MFilms presents
HIS NAME IS RAY
A film directed by Michael Del Monte
award-winning director of Transformer
WORLD PREMIERE – HOT DOCS TED ROGERS CINEMA
SPECIAL MEMBERS-ONLY SCREENING PRESENTATION
Digital Access Across Canada – Begins April 22 until May 27
PRESS RELEASE
To some, he may be another panhandler on Toronto’s Lakeshore Blvd. But the drug-addicted homeless man has a backstory straight from the sea, and lost to the streets.
Ray is a fortysomething from Prince Edward Island, a bedraggled survivor of multiple near-death experiences. To concerned lifelong friends from home who encounter him in Toronto, he looks, “more like 80.”
And when he wearily complains, “I’ve been working since five in the morning,” he means he’s been at his spot on one of the city’s busiest intersections, going from car to car, panhandling.
His Name is Ray, directed by Michael Del Monte (Transformer) sprang from an impulse by the filmmaker who’d repeatedly encountered this same street person for the duration of a traffic light. He was lean and amiable and often clearly suffering.
Who was he? How did he end up there? “Every time I drove home, I would see the same man panhandling that same intersection,” Del Monte says. “One day, I decided to get out of the car and talk to him.
“After getting to know one another, he invited me to follow him on his journey to get off the streets and back on the water. I followed Ray single-handedly for eight months.
“It’s a hard story to watch, but it’s a much harder story to live. It’s a film that begs the audience to have the courage to look Ray in the eye and have empathy.”
The water turned out to be key to Ray’s story. A Maritimer who’d worked for the Coast Guard, he had a lifelong love of the sea. And whatever personal disasters led him to where he was now, it was telling that his “territory” for panhandling was never far from Lake Ontario. There, he could gaze at sailboats in the distance and dream of being anywhere other than the streets of Toronto, trying to finance his next hit of heroin.
His Name is Ray is a remarkably intimate look at the drama that plays out on the streets while most city-dwellers look the other way.
When we meet Ray, he has “lost” $700, money owed to an unseen drug dealer named “Mikey,” who was now going through the ritual of collecting a debt from the homeless (ie. going to his haunts and threatening his friends).
Of course, “friends” is a relative term on the streets. On more than one occasion, Ray passes out alongside an ostensible friend, only to discover upon waking that he’s been robbed.
The community of the homeless greet each other with inebriated bonhomie, and everyone seems to have a story about how the other person saved their life (usually from a drug overdose).
As Ray’s friend Ashley puts it, “Drugs… we share them, we rob each other for them. That’s what goes on every day.”
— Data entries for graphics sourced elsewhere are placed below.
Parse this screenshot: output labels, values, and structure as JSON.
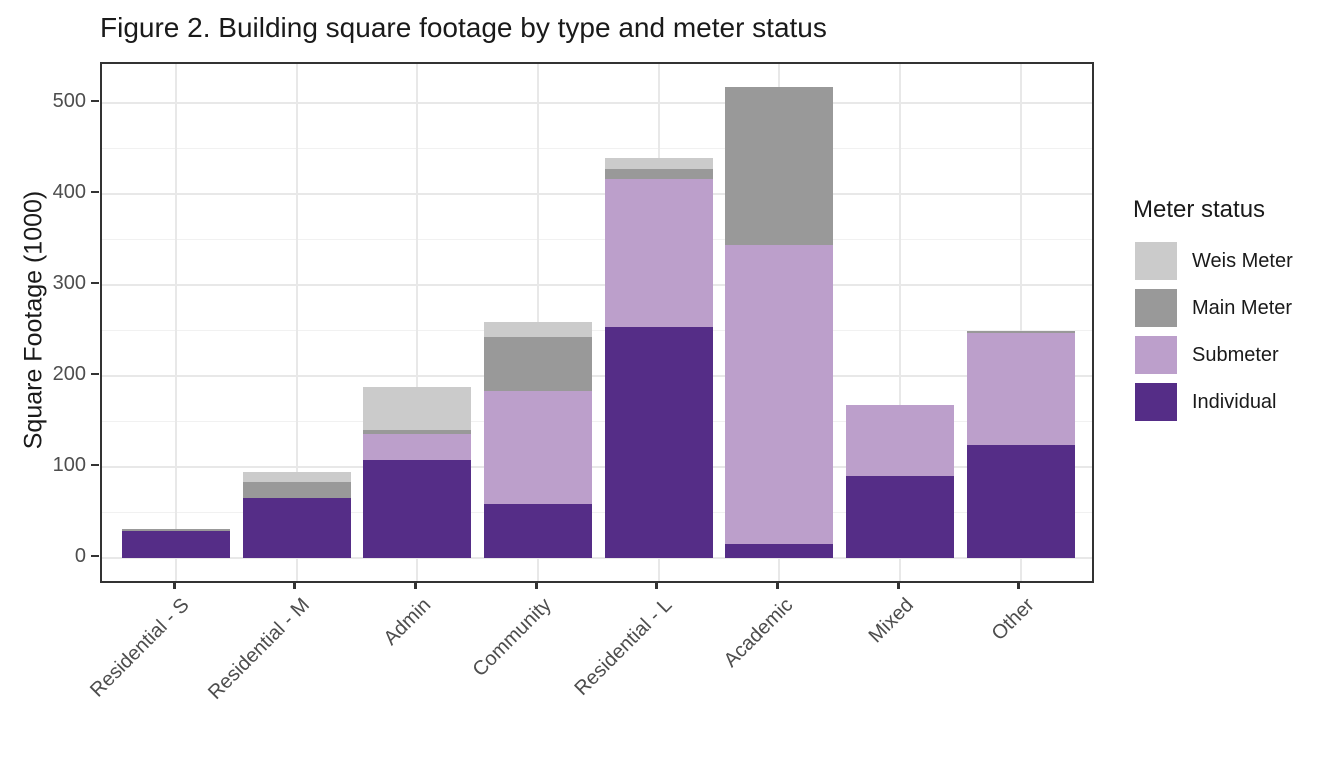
{
  "chart_data": {
    "type": "bar",
    "stacked": true,
    "title": "Figure 2. Building square footage by type and meter status",
    "xlabel": "",
    "ylabel": "Square Footage (1000)",
    "ylim": [
      0,
      543
    ],
    "yticks": [
      0,
      100,
      200,
      300,
      400,
      500
    ],
    "minor_grid_step": 50,
    "grid": "on",
    "legend_title": "Meter status",
    "legend_position": "right",
    "legend_order": [
      "Weis Meter",
      "Main Meter",
      "Submeter",
      "Individual"
    ],
    "categories": [
      "Residential - S",
      "Residential - M",
      "Admin",
      "Community",
      "Residential - L",
      "Academic",
      "Mixed",
      "Other"
    ],
    "series": [
      {
        "name": "Individual",
        "color": "#552D87",
        "values": [
          30,
          66,
          108,
          59,
          254,
          15,
          90,
          124
        ]
      },
      {
        "name": "Submeter",
        "color": "#BC9FCB",
        "values": [
          0,
          0,
          28,
          125,
          163,
          329,
          78,
          123
        ]
      },
      {
        "name": "Main Meter",
        "color": "#999999",
        "values": [
          2,
          18,
          5,
          59,
          11,
          174,
          0,
          3
        ]
      },
      {
        "name": "Weis Meter",
        "color": "#CBCBCB",
        "values": [
          0,
          11,
          47,
          16,
          12,
          0,
          0,
          0
        ]
      }
    ],
    "totals": [
      32,
      95,
      188,
      259,
      440,
      518,
      168,
      250
    ]
  }
}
His appetite for oblivion reflects the headlines of the opioid crisis. He drinks, he does heroin. And as the movie nears its end, he injects the worst of current drugs, fentanyl, for the first time.
Ray’s story could end in redemption. A kind offer by a local on the docks to take Ray for a spin in his sailboat seems to switch on a light in his heart and mind.
At other times, his old self seems to be disappearing – as when he endures a drunken and disinterested phone conversation home on Mother’s Day and discovers with a shrug that he’s become a grandfather for the second time.
“For Ray, getting back on the water would be the ultimate achievement of the oblivion he craves – sailing away from it all,” Del Monte says. “Is it a realistic dream? It is to him. It may even be what keeps him alive while people around him die.”
Del Monte was director, producer, cinematographer, and editor on this riveting film. Scott Montgomery was writer and producer, and Tad Munnings was also producer, with Hanan Townshend the composer.
ABOUT THE DIRECTOR
Michael Del Monte won the Canadian Emerging Filmmaker Award at the 2018 Hot Docs Canadian International Documentary Festival for his film Transformer. He directed Village of the Missing (2019) about the murders in Toronto’s LGBTQ+ community. His Name Is Ray (2021) is his latest feature film which he shot single handedly.